The comedian Jerry Seinfeld recently stated (perhaps within another context, perhaps not) that "pain (like stubbing your toe on the edge of furniture in the dark) is knowledge rushing in to fill a gap in knowledge. The pain is a lot of information really quick." In that sense, intransigence is our enemy, both as an end result and as a practice fostering more unpleasantness along the stubborn way.

As a unified Nation, we won the Revolutionary War.  Later, as the Confederacy begrudgingly struggled to deny this union, they lost the Civil War, a long and ugly conflict whose legacy, by virtue of its origins of regional solipsism and nationalistic self-loathing, is one of which, as an American, I’m not proud.

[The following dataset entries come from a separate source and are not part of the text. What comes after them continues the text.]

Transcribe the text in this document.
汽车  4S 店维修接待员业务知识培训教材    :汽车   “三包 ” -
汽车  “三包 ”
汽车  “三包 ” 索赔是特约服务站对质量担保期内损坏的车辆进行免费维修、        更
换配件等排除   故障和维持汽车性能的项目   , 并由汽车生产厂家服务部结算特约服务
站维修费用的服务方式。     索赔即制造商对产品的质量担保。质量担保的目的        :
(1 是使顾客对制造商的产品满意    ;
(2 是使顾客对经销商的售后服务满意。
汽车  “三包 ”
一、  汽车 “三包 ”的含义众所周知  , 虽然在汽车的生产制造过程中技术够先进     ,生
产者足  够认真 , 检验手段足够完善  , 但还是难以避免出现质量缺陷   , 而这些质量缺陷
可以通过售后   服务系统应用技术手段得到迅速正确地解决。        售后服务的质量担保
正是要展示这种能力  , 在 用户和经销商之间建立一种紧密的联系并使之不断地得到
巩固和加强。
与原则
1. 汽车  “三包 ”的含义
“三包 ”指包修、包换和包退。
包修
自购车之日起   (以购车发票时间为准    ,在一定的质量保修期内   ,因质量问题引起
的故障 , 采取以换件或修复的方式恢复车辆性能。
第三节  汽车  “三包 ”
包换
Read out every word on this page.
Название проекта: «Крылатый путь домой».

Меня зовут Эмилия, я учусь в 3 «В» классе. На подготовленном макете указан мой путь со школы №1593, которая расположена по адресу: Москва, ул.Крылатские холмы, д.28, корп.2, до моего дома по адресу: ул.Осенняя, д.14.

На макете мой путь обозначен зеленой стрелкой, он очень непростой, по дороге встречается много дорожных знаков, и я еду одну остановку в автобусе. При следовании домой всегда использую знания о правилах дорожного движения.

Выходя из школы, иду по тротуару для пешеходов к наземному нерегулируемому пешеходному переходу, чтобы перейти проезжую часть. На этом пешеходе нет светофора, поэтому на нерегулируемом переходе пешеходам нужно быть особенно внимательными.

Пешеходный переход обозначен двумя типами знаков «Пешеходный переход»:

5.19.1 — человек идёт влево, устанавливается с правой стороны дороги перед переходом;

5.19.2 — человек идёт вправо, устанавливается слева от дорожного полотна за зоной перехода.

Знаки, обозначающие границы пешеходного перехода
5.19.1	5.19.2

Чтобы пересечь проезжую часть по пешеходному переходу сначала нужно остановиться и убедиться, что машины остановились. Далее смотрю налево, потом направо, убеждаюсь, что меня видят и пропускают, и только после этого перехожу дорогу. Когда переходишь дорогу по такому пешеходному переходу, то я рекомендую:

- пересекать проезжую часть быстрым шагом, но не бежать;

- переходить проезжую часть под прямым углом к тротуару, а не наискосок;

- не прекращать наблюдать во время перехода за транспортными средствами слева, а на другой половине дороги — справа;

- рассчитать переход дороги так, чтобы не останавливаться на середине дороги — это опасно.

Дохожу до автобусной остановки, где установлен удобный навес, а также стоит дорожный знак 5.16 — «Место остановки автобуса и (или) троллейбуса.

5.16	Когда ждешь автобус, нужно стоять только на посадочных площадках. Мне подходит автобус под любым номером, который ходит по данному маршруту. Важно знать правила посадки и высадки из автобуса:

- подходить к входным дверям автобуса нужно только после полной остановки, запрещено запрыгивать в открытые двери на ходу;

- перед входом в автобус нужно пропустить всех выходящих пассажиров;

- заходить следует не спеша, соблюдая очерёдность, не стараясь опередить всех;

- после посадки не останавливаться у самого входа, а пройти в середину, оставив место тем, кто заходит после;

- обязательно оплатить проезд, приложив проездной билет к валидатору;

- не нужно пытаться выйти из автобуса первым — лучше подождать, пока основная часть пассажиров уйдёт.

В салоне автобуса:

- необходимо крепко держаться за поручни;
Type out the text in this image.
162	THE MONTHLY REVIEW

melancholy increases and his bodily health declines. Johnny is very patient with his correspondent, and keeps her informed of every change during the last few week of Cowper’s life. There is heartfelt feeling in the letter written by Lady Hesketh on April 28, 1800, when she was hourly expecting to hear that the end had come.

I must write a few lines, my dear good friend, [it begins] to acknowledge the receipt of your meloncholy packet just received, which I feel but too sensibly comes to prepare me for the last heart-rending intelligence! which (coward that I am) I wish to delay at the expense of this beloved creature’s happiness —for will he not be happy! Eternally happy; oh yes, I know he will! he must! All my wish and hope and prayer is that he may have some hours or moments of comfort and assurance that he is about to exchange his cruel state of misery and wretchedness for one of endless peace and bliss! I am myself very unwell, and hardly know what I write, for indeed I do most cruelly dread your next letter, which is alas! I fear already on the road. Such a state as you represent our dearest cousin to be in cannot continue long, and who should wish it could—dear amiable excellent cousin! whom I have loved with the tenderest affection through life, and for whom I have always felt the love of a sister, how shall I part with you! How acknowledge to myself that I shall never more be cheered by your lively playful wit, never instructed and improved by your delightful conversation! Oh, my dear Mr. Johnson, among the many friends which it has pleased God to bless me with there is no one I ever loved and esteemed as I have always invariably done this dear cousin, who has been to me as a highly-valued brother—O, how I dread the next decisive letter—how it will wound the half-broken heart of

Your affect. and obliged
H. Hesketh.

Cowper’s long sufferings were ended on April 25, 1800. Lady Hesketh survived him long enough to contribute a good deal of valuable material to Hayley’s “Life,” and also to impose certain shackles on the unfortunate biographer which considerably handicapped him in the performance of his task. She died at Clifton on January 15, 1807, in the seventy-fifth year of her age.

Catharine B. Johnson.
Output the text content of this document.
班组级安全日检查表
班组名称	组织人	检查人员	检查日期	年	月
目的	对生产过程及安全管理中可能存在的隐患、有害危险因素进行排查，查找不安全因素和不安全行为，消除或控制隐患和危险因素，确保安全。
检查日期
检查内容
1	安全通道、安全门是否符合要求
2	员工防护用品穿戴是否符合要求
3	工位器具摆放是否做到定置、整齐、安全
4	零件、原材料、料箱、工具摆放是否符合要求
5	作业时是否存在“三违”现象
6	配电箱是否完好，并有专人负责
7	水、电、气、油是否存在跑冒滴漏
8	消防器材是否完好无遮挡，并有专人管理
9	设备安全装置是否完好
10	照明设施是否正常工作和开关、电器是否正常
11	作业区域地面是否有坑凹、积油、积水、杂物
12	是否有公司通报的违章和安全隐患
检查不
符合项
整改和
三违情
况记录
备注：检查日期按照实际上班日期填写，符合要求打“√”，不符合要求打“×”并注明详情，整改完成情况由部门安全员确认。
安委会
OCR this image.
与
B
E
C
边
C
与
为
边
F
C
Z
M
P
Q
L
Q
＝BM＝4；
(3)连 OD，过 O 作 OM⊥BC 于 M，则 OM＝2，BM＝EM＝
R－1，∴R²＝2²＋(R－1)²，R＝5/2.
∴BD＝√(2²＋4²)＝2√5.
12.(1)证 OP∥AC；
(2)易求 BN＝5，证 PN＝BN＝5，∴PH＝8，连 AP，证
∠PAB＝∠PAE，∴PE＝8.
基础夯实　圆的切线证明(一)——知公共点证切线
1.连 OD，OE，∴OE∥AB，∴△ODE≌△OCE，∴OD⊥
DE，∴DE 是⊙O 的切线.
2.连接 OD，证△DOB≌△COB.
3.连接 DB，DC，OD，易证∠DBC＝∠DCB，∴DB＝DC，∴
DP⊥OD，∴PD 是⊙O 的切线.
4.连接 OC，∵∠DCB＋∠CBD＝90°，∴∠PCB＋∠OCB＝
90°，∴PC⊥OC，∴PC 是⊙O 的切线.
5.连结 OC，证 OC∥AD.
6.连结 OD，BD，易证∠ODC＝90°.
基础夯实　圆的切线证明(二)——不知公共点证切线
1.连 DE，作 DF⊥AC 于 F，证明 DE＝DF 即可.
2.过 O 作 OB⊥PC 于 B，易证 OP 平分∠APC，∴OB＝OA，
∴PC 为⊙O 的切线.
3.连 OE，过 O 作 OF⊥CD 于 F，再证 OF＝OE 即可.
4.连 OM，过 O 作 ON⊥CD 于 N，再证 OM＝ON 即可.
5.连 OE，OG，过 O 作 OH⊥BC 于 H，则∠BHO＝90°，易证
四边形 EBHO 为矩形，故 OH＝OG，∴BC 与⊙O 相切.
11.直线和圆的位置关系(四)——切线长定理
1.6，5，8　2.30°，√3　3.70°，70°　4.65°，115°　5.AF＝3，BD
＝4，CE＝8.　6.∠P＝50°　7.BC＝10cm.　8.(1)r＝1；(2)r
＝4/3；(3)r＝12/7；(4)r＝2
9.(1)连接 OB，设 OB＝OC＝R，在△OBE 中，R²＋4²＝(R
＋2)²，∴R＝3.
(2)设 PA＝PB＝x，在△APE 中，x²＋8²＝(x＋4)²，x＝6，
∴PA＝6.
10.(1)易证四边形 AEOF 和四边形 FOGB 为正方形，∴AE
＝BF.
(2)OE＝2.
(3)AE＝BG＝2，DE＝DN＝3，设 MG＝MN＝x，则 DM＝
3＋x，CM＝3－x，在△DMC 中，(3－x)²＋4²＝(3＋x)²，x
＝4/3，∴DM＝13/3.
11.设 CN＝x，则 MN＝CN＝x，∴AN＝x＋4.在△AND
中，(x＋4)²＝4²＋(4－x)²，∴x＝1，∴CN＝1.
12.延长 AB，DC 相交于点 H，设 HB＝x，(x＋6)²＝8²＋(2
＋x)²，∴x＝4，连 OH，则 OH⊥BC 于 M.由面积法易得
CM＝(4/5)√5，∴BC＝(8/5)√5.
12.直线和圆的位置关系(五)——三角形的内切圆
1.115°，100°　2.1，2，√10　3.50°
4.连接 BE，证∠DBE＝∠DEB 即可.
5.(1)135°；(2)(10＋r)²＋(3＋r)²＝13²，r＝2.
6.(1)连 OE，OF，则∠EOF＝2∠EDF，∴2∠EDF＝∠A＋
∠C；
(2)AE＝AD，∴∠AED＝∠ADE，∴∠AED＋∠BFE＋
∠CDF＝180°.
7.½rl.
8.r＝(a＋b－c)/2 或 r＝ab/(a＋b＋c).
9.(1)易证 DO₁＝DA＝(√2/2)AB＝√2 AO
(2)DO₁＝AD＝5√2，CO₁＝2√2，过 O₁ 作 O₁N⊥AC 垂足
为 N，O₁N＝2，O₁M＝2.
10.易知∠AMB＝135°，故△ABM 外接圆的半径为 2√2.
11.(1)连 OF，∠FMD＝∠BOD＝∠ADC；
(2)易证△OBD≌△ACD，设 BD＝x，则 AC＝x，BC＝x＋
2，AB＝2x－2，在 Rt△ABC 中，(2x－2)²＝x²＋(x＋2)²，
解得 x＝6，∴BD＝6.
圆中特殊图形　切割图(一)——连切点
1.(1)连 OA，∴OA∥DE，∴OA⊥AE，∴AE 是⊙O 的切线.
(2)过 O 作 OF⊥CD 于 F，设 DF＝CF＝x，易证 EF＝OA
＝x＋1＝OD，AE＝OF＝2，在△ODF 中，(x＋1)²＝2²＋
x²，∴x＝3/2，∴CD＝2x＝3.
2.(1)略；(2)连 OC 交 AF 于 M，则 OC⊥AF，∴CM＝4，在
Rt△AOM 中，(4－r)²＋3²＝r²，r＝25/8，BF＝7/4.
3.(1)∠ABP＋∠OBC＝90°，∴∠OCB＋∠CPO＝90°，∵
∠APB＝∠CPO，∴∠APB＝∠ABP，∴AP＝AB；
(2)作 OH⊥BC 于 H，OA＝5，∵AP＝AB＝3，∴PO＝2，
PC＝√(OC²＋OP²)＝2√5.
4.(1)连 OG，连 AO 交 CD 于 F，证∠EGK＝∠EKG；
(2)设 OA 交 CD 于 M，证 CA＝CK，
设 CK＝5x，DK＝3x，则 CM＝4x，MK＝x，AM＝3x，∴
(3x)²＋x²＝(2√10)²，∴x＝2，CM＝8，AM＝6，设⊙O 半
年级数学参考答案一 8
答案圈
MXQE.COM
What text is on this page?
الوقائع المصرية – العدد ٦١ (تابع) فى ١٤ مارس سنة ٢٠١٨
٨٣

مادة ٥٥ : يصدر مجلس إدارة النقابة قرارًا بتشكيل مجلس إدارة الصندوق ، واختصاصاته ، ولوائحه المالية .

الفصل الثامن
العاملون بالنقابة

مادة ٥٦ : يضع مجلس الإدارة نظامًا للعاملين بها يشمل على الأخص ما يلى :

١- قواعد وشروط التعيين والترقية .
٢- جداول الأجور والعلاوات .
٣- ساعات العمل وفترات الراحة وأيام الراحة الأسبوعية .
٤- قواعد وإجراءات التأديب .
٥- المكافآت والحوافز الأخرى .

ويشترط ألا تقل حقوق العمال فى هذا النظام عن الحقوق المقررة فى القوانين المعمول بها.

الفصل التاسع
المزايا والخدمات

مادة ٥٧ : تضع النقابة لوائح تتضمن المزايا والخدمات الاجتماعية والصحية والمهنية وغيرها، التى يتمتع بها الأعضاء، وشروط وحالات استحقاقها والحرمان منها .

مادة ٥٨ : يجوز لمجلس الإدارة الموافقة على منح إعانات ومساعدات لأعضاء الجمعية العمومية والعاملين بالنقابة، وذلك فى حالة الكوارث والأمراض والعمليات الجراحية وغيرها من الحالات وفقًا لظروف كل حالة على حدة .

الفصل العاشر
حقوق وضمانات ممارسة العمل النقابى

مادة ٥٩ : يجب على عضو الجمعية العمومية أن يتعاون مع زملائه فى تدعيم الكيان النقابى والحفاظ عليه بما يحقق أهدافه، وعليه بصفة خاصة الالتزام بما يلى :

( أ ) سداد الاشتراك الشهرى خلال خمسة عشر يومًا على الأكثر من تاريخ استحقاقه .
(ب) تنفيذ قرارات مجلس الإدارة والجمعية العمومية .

But we move on and we change…little by little. Whether they be flags or statues, we hold on to icons and emblems as commemoration of history. Some have become somewhat perverted vestiges of our times and culture, even while they gaze back on those that are past.

On the one hand, we feel strongly that the Confederate facet of our region’s identity should be recognized and taught. On the other, its arguably most salient historical mantle is slavery--universally deplored. Any nod to icons standing for this cause of the Confederacy risks being perceived as approval even celebration.

I personally find it rude to question and argue others' clear reasons for taking a valid and expressed offense. The offended sensibilities of our fellow Americans, and Leesburg/Loudoun citizens (especially those of African ancestry) should be of paramount importance and utmost consideration. Even so, many may hear protests against the location of statues and such to be but from a weak-kneed chorus of politically correct whiners.

I say let the cognitive dissonance flow like a robust and widely drinkable wine. In vino veritas.